Union of absolute values between the Property and Crop Damages per Event type.

# Top events by type of Damage
subTotalCropDamage <- subCropDamage[,c("NEWEVTYPE","CROPDAMAGE")]
subTotalPropertyDamage <- subPropertyDamage[,c("NEWEVTYPE","PROPDAMAGE")]
colnames(subTotalCropDamage)[2] <- "VALUE"
colnames(subTotalPropertyDamage)[2] <- "VALUE"
subTotalCropDamage$NAME <- "CROP"
subTotalPropertyDamage$NAME <- "PROPERTY"

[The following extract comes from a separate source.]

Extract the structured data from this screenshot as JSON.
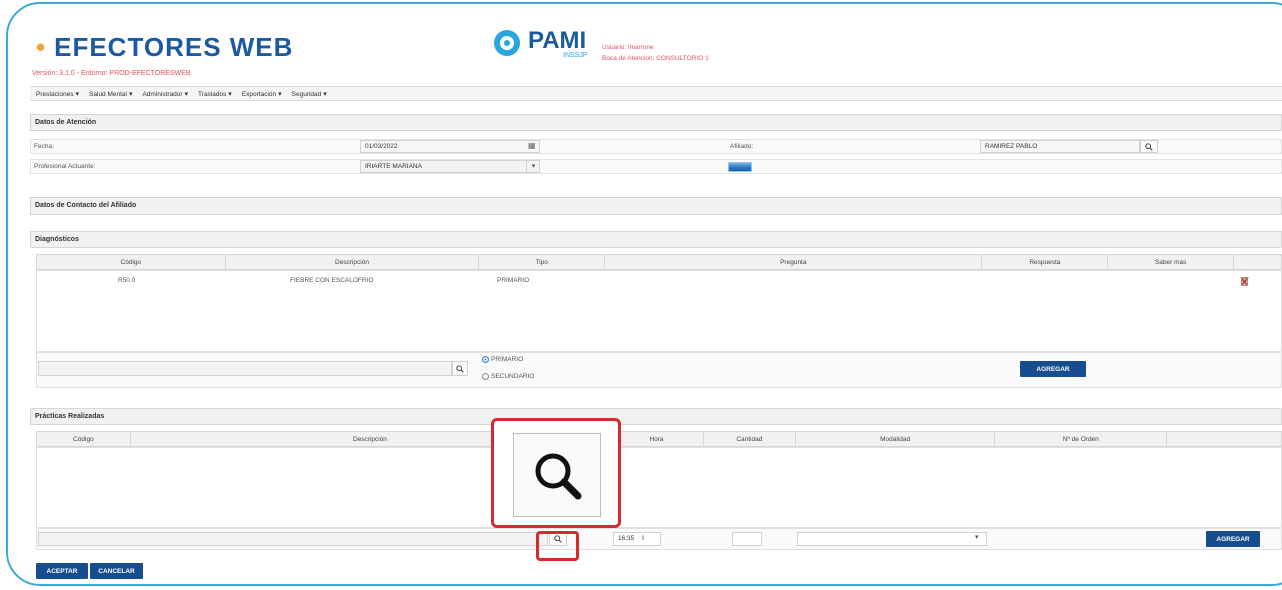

subTotalDamage <- rbind(subTotalCropDamage, subTotalPropertyDamage)
subTotalDamage <- subTotalDamage[order(subTotalDamage$VALUE, decreasing = TRUE), ]
selectUnion <- union(subTotalCropDamage[1:10, 1], subTotalPropertyDamage[1:10, 1])
subTopDamage<- subTotalDamage[subTotalDamage$NEWEVTYPE %in% selectUnion,]
subTopDamage$REORDER <- reorder(subTopDamage$NEWEVTYPE, subTopDamage$VALUE) 

ggplot(subTopDamage, aes(NEWEVTYPE, VALUE/10^9, fill = NAME)) + 
  geom_bar(aes(x=REORDER), data=subTopDamage, stat = "identity") +
  labs(title="Fig. 12. Top events with greatest economic consequences") +
  xlab("Event Type") + ylab("Damage ($B)") +
  (theme(axis.text.x = element_text(angle=50,hjust=1),
         plot.title = element_text(hjust = 0.5)))

Fig.12: Flood is the event with the greatest economic consequences on properties and Drought on Crops. Some of the Top 11 frequent events do not appear as greatest economic consequences events: Marine Thunderstorm wind, Heavy Snow, Lightning and High Wind.